ChatGPT Search and Perplexity Pro are roughly tied - both pull from major outlets within minutes of publication. Brave AI Answers tends to lag slightly because Brave's index updates on its own cadence. For breaking news specifically, going directly to the BBC, Reuters, or your preferred outlet is still faster than any AI search.
Q05Do these tools store my search history?
Yes, on every paid service - Perplexity, ChatGPT Search, Kagi all store history against your account. Each lets you delete history and opt out of training. Brave AI Answers is the only one that doesn't require an account, so there's no history to delete; searches are still logged but not associated with an identity.
Q06Is there a UK-specific AI search engine?
Not at scale.
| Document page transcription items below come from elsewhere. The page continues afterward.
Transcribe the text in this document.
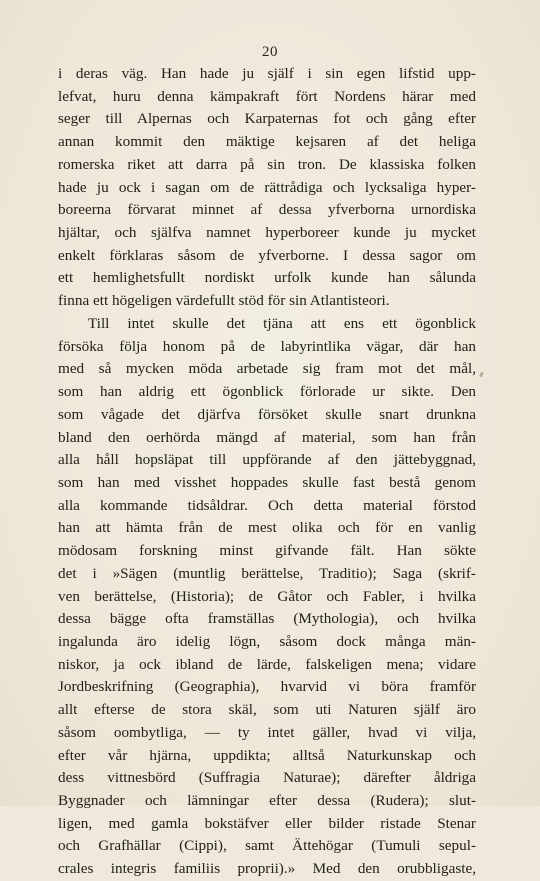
20
i deras väg. Han hade ju själf i sin egen lifstid upp-
lefvat, huru denna kämpakraft fört Nordens härar med
seger till Alpernas och Karpaternas fot och gång efter
annan kommit den mäktige kejsaren af det heliga
romerska riket att darra på sin tron. De klassiska folken
hade ju ock i sagan om de rättrådiga och lycksaliga hyper-
boreerna förvarat minnet af dessa yfverborna urnordiska
hjältar, och själfva namnet hyperboreer kunde ju mycket
enkelt förklaras såsom de yfverborne. I dessa sagor om
ett hemlighetsfullt nordiskt urfolk kunde han sålunda
finna ett högeligen värdefullt stöd för sin Atlantisteori.
Till intet skulle det tjäna att ens ett ögonblick
försöka följa honom på de labyrintlika vägar, där han
med så mycken möda arbetade sig fram mot det mål,
som han aldrig ett ögonblick förlorade ur sikte. Den
som vågade det djärfva försöket skulle snart drunkna
bland den oerhörda mängd af material, som han från
alla håll hopsläpat till uppförande af den jättebyggnad,
som han med visshet hoppades skulle fast bestå genom
alla kommande tidsåldrar. Och detta material förstod
han att hämta från de mest olika och för en vanlig
mödosam forskning minst gifvande fält. Han sökte
det i »Sägen (muntlig berättelse, Traditio); Saga (skrif-
ven berättelse, (Historia); de Gåtor och Fabler, i hvilka
dessa bägge ofta framställas (Mythologia), och hvilka
ingalunda äro idelig lögn, såsom dock många män-
niskor, ja ock ibland de lärde, falskeligen mena; vidare
Jordbeskrifning (Geographia), hvarvid vi böra framför
allt efterse de stora skäl, som uti Naturen själf äro
såsom oombytliga, — ty intet gäller, hvad vi vilja,
efter vår hjärna, uppdikta; alltså Naturkunskap och
dess vittnesbörd (Suffragia Naturae); därefter åldriga
Byggnader och lämningar efter dessa (Rudera); slut-
ligen, med gamla bokstäfver eller bilder ristade Stenar
och Grafhällar (Cippi), samt Ättehögar (Tumuli sepul-
crales integris familiis proprii).» Med den orubbligaste,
All four of the products in this guide work fine for UK queries - they understand UK pricing, UK regulations, UK news sources, UK postcodes. Mojeek (UK-based, privacy-focused) has experimented with AI summaries but isn't yet at feature parity with the four reviewed here.
Q07What happened to Bing Chat / Copilot?
Microsoft consolidated all its AI products under the Copilot brand in 2024, and Copilot's web answers remain a useful free option (essentially ChatGPT Search powered by GPT-4o with Bing's index). It's worth using if you're inside the Microsoft ecosystem, but for most UK users on macOS or Linux, Brave AI Answers offers a similar free experience with better privacy.

Bottom line

The category is unusually well-served in 2026. If you can spend £20/month, either Perplexity Pro or ChatGPT Search will replace 80-90% of your Google searches for queries that need answers rather than navigation. If you'd rather not pay, Brave AI Answers gets you most of the way for free and has the strongest privacy story of any product here. Kagi is the most opinionated choice - pay slightly more, get a search engine you fully control.

For most UK users new to AI search, the sensible starting point is: try Brave AI Answers free for a week to see what AI summaries can do, then add ChatGPT Plus (which gives you both the chatbot and search for one £20/month subscription) only if you find yourself using AI search daily. Skip the rest until you have a specific need they solve.